How Does State Bonding Bill Impact Owatonna?

How Does State Bonding Bill Impact Owatonna?

The $1.8B bonding bill passed both the House and Senate yesterday (10/15/20) in St. Paul.  The jobs and infrastructure bill has far reaching impacts through the state of Minnesota, including here in the Owatonna area.  

First, for businesses, section 179 conformity is something businesses along with chambers have been pushing for years and it was passed in this bill.  A business is allowed to use section 179 based on the amount of its qualifying capital expenditures in a taxable year.

Why is federal conformity important?


Section 179 of the federal tax code dictates when businesses can deduct the cost of purchasing certain equipment. In 2019, Minnesota conformed to some federal tax reforms, but not many of the expensing provisions.
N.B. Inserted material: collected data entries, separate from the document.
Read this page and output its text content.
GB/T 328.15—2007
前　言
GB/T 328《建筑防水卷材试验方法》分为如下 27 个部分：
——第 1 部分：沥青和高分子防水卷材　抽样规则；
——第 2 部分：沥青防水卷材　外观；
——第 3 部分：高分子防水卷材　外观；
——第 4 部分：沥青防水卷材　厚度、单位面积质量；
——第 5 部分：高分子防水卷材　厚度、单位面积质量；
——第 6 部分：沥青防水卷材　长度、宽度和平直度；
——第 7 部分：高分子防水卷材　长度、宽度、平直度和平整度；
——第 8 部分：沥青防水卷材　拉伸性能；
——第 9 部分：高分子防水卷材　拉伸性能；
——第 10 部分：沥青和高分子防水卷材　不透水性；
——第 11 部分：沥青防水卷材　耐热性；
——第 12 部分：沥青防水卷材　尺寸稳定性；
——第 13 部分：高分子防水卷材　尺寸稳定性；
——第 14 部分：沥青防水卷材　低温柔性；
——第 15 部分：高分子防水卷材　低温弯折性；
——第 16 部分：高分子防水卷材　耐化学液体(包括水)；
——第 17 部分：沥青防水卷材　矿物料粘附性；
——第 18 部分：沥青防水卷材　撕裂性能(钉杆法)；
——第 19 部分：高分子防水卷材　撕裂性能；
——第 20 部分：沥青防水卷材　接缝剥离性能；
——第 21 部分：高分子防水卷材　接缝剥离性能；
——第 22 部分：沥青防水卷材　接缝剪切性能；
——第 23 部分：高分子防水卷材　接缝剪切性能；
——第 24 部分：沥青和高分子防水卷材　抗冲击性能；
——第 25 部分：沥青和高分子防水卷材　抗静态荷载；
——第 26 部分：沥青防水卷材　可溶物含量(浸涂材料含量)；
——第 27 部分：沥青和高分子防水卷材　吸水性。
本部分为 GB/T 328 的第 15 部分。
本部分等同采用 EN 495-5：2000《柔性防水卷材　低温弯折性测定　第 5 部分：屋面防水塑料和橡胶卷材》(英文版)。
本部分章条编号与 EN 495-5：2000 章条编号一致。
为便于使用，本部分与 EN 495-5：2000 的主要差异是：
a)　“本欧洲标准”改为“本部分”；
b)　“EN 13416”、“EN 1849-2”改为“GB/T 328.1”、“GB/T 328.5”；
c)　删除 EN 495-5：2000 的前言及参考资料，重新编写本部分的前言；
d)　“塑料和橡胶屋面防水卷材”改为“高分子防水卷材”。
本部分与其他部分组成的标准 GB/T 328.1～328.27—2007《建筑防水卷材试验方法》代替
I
This put small businesses and farmers at a disadvantage and hit many with retroactive bills.  Aligning state and federal tax codes for section 179 expensing:

  • Help small businesses and farmers reinvest in Minnesota to help grow our economy.
  • Fix retroactive tax increases for like/kind exchanges to 2018 and 2019.
  • Improve Minnesota’s competitiveness as most states, including neighboring states, have already conformed with federal law.
  • Reduce tax compliance complexity and costs.
Prevent Minnesota taxpayers from paying more in state taxes than they do on their federal income tax returns.
 
Second, the Steele County Free Fair (SCFF) bonding project is included in this bill.  The dollars will help them with putting overhead wires underground.  This is a safety requirement for the fair and the total bill is $1.5M.  The $750,000 from the bonding bill gets this project moving. 

Thank you to our legislators Senator Jasinski and Representative Petersburg for their votes in favor of the bill.